The first touch of heat around her calves made her gasp. Not in pain—though it was hot, hotter than any mortal bath she’d known—but in shock. The water gripped her like liquid silk, thick with mineral weight, cradling her skin instead of stabbing it. The sensation stole a tremble out of her, a long shiver that ran from her ankles up her spine, as if her body couldn’t decide whether to brace or surrender.
It lapped higher, around her thighs, her hips, her waist. The sharp sting as the water flowed over her tender thighs and thoroughly abused nether region made her gasp. But the heat quickly changed to something more soothing. The bruises along her sides and ribs throbbed sharply for a heartbeat, then softened into an ache that eased with every passing second. It felt as though the bath itself was pulling pain from her muscles, trading it for heaviness, for a bone-deep drowsiness she had never been allowed to indulge in. Her shoulders dropped a fraction without her permission. The relief was so immediate it startled her, and she clenched her teeth as if she could bite it back.

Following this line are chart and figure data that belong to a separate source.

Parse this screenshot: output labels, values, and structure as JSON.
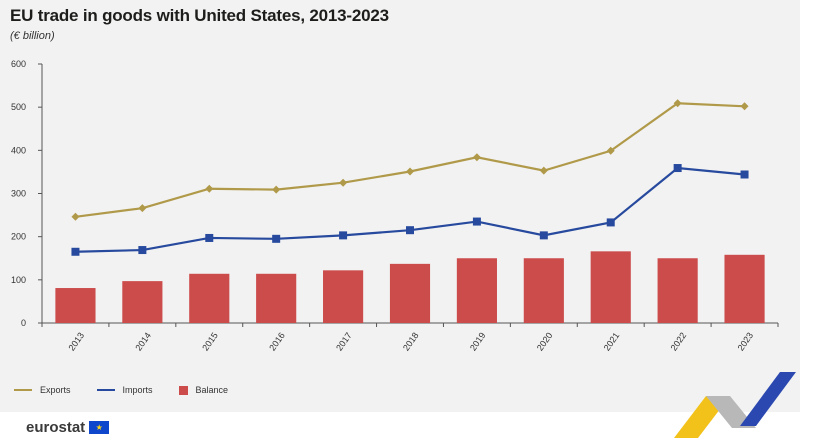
{
  "header": {
    "title": "EU trade in goods with United States, 2013-2023",
    "subtitle": "(€ billion)"
  },
  "legend": {
    "items": [
      {
        "label": "Exports",
        "color": "#b09a4a",
        "kind": "line"
      },
      {
        "label": "Imports",
        "color": "#274a9e",
        "kind": "line"
      },
      {
        "label": "Balance",
        "color": "#cc4b4b",
        "kind": "bar"
      }
    ]
  },
  "footer": {
    "brand": "eurostat",
    "flag_icon": "eu-flag-icon"
  },
  "chart_data": {
    "type": "bar+line",
    "title": "EU trade in goods with United States, 2013-2023",
    "subtitle": "(€ billion)",
    "categories": [
      "2013",
      "2014",
      "2015",
      "2016",
      "2017",
      "2018",
      "2019",
      "2020",
      "2021",
      "2022",
      "2023"
    ],
    "ylim": [
      0,
      600
    ],
    "yticks": [
      0,
      100,
      200,
      300,
      400,
      500,
      600
    ],
    "grid": false,
    "legend_position": "bottom-left",
    "series": [
      {
        "name": "Exports",
        "type": "line",
        "marker": "diamond",
        "color": "#b09a4a",
        "values": [
          246,
          266,
          311,
          309,
          325,
          351,
          384,
          353,
          399,
          509,
          502
        ]
      },
      {
        "name": "Imports",
        "type": "line",
        "marker": "square",
        "color": "#274a9e",
        "values": [
          165,
          169,
          197,
          195,
          203,
          215,
          235,
          203,
          233,
          359,
          344
        ]
      },
      {
        "name": "Balance",
        "type": "bar",
        "color": "#cc4b4b",
        "values": [
          81,
          97,
          114,
          114,
          122,
          137,
          150,
          150,
          166,
          150,
          158
        ]
      }
    ]
  }
}
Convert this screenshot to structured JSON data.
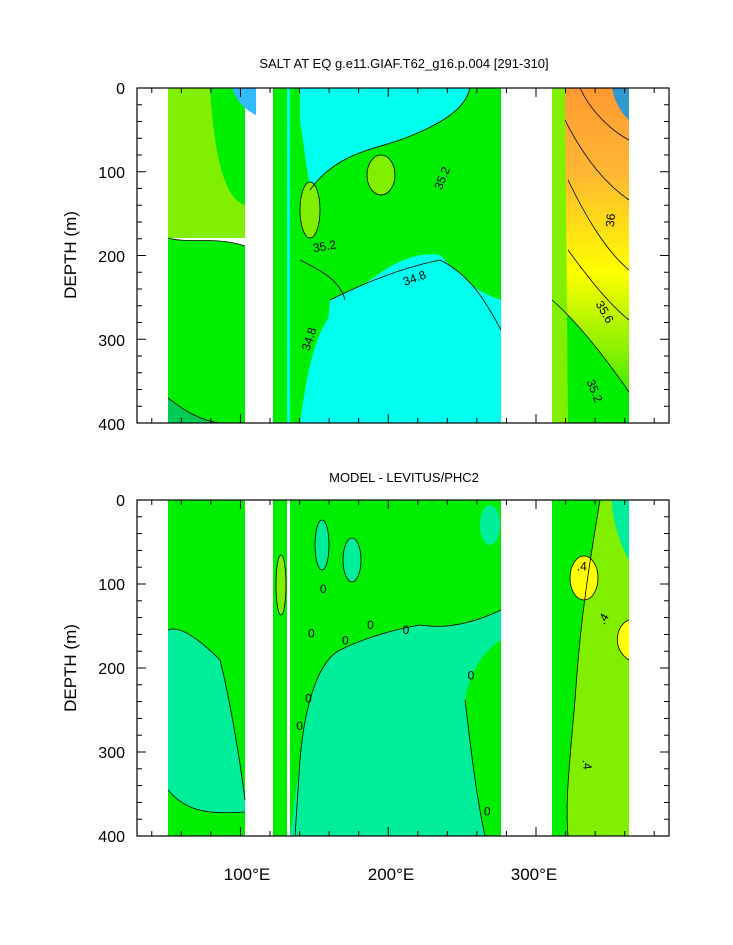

He didn’t let go until the water reached just beneath her collarbones.
Only then did he straighten, hands slipping away as he watched her float for a moment, as if testing whether she would sink.
She didn’t.
The bath supported her, buoyant and gentle, the slow current nudging against the backs of her knees and shoulders like palms. The heat seeped into her muscles, unwinding knots she hadn’t realised she held.
Adelaide exhaled slowly. For the first time in what felt like days, the sound wasn’t a gasp or a sob or a ragged, broken thing. It was just… breath. Her ribs expanded without catching. Her lungs filled without fire. The simple act felt indecently luxurious. She blinked hard, startled by the sudden sting behind her eyes, and forced it down. She would not cry over bathwater. Not here. Not in front of him.
Apollo watched, cataloguing every shift. The way her jaw loosened a fraction. The way her shoulders sank a little lower into the water. The way the lines around her eyes softened as the heat worked its way into the deep burn of her muscles.
His chest felt… strange. Tight in a way that had nothing to do with rage or tension. Something inside him uncoiled, just a little, answering the sight of her easing as if it were its own kind of relief. He disliked the feeling on principle, which made him watch her harder, as if observation could turn tenderness into calculation.
He stepped over the low lip of the pool and waded in after her.